Rencana pembukaan gerbang perbatasan Rafah dilakukan setelah muncul kemarahan yang meluas atas serangan terhadap Rumah Sakit Al-Ahli di kota Gaza di seluruh Timur Tengah. Ribuan orang dilaporkan berkumpul di sekitar perbatasan di Rafah untuk menunggu pembukaan perbatasan. Banyak dari mereka merupakan pemegang kewarganegaraan ganda yang berusaha meninggalkan Gaza.
Dalam wawancara dengan stasiun televisi Al-Arabiya, Menteri Luar Negeri Mesir Sameh Shoukry mengatakan, pasokan bantuan itu akan masuk di bawah pengawasan PBB. Ketika ditanya apakah orang asing dan pemilik kewarganegaraan ganda yang ingin pergi dari Jalur Gaza diperbolehkan melewati Rafah, ia mengatakan, ”Sejauh pelintasan beroperasi normal dan fasilitas telah diperbaiki.”
Untuk penyaluran bantuan, Mesir masih harus memperbaiki jalan yang hancur akibat serangan udara Israel. Sebelumnya, Mesir mengatakan, pelintasan Rafah tidak ditutup. Namun, pelintasan itu tidak bisa beroperasi akibat serangan udara Israel.
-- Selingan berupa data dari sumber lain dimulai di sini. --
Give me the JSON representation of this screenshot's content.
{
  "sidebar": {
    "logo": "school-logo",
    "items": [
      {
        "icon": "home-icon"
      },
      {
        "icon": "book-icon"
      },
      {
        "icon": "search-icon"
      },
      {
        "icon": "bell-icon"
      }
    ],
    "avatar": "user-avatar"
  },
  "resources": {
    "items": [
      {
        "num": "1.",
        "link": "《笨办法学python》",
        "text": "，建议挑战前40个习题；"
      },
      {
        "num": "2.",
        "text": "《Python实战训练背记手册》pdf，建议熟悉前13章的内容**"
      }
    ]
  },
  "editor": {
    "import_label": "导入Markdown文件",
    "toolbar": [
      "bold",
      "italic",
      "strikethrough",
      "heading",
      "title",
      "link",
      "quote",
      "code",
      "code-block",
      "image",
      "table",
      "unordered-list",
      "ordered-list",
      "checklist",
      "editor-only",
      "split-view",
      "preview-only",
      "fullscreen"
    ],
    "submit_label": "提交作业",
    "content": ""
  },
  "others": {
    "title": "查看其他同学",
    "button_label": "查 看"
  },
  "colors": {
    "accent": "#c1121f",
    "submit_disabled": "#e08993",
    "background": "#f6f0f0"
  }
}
Kantor Perdana Menteri Israel Benjamin Netanyahu mengatakan, keputusan tersebut disetujui setelah ada permintaan dari Biden. Israel mengatakan, mereka tidak akan menghalangi pengiriman makanan, air, atau obat-obatan dari Mesir selama bantuan itu dibatasi untuk warga sipil di selatan Jalur Gaza dan tidak mengalir ke kelompok Hamas. Pernyataan itu tidak menyebutkan bahan bakar yang sangat diperlukan untuk generator rumah sakit.
Protes
Keluarga sekitar 200 orang yang disandera dan dipaksa kembali ke Gaza dalam serangan Hamas marah dan memprotes keras keputusan Pemerintah Israel. ”Anak-anak, bayi, perempuan, tentara, pria, dan orang tua, beberapa di antaranya menderita penyakit serius, luka, dan ditembak, ditahan di bawah tanah seperti binatang, tetapi Pemerintah Israel memanjakan pembunuh dan penculik,” demikian pernyataan dari Forum Keluarga Sandera dan Orang Tidak Diketahui.
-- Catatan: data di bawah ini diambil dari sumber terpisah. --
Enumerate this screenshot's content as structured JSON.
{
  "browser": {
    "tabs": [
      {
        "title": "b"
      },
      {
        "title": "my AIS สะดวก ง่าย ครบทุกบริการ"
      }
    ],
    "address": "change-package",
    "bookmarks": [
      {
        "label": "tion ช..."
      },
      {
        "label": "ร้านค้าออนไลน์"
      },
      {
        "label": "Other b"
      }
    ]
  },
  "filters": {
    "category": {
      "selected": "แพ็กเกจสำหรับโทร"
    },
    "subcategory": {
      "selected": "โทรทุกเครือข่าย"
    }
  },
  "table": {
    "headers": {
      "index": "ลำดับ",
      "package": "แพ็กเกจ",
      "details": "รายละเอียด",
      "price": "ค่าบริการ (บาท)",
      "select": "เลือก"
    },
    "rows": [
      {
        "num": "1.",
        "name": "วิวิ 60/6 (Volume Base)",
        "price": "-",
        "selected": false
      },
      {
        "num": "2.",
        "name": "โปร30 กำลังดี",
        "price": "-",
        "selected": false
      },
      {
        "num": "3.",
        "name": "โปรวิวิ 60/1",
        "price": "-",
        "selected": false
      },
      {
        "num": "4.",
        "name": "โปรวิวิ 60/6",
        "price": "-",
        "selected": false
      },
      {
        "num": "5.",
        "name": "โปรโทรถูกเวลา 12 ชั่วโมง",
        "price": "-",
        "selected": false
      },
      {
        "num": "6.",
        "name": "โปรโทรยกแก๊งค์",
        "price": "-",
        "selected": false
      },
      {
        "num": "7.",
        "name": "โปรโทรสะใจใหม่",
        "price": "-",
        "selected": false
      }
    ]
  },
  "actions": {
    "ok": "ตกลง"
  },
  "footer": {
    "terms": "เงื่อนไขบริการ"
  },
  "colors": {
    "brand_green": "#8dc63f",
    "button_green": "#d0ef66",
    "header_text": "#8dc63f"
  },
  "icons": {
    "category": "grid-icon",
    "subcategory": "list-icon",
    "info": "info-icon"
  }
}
Melunaknya sikap Israel ini merupakan yang pertama terjadi sejak pengepungan total Jalur Gaza yang telah berlangsung 12 hari. Ledakan Rumah Sakit Al-Ahli mengakibatkan semakin parahnya krisis kemanusiaan di Jalur Gaza.
Saat ribuan warga di ambang kelaparan dan kesulitan air, semakin banyak korban luka serta petugas medis yang kalang-kabut menyelamatkan karena sumber daya yang semakin minim. Rumah Sakit Al-Shifa di pusat kota Gaza yang mendapat limpahan korban dari RS Al-Ahli juga hampir kehabisan bahan bakar untuk generator listrik mereka.
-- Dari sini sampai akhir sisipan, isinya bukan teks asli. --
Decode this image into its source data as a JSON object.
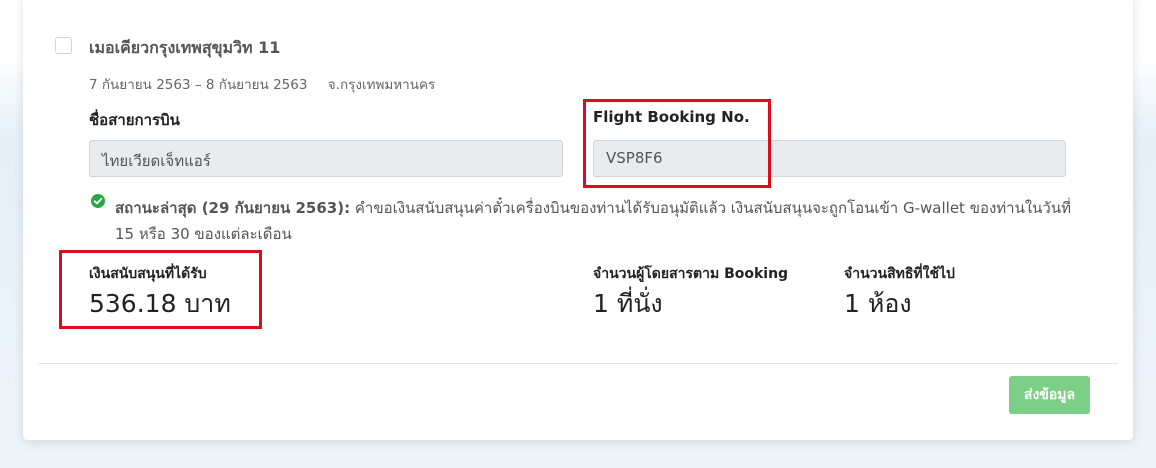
{
  "hotel": {
    "name": "เมอเคียวกรุงเทพสุขุมวิท 11",
    "dates": "7 กันยายน 2563 – 8 กันยายน 2563",
    "location": "จ.กรุงเทพมหานคร"
  },
  "airline": {
    "label": "ชื่อสายการบิน",
    "value": "ไทยเวียดเจ็ทแอร์"
  },
  "flight_booking": {
    "label": "Flight Booking No.",
    "value": "VSP8F6"
  },
  "status": {
    "label": "สถานะล่าสุด (29 กันยายน 2563):",
    "text": "คำขอเงินสนับสนุนค่าตั๋วเครื่องบินของท่านได้รับอนุมัติแล้ว เงินสนับสนุนจะถูกโอนเข้า G-wallet ของท่านในวันที่ 15 หรือ 30 ของแต่ละเดือน",
    "icon": "check-circle-icon",
    "color": "#28a745"
  },
  "subsidy": {
    "label": "เงินสนับสนุนที่ได้รับ",
    "value": "536.18 บาท"
  },
  "passengers": {
    "label": "จำนวนผู้โดยสารตาม Booking",
    "value": "1 ที่นั่ง"
  },
  "rights_used": {
    "label": "จำนวนสิทธิที่ใช้ไป",
    "value": "1 ห้อง"
  },
  "submit_button": {
    "label": "ส่งข้อมูล",
    "color": "#7ccf86"
  },
  "highlight_color": "#dd0b1c"
}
Israel memutuskan semua pasokan air, listrik, dan makanan ke Gaza setelah Hamas menyerang wilayah selatan Israel pada 7 Oktober hingga menewaskan 1.400 orang dan membawa sandera sekitar 200 orang. Seiring berkurangnya pasokan, banyak keluarga di Gaza hanya makan satu kali sehari dan terpaksa minum air kotor.
Pada Rabu, terdapat jeda 12 jam. Namun setelah itu, serangan roket Palestina ke Israel dilanjutkan. Demikian juga serangan udara Israel ke Jalur Gaza berlanjut, termasuk menyasar kota-kota di selatan. Padahal, Israel menggambarkan kota-kota bagian selatan ini zona aman bagi warga sipil.
Dukungan AS
Biden mengatakan, ledakan di Rumah Sakit Al-Ahli tampaknya bukan kesalahan Israel. Dia memperingatkan agar tidak membiarkan kemarahan atas serangan mematikan Hamas menguasai warga Israel.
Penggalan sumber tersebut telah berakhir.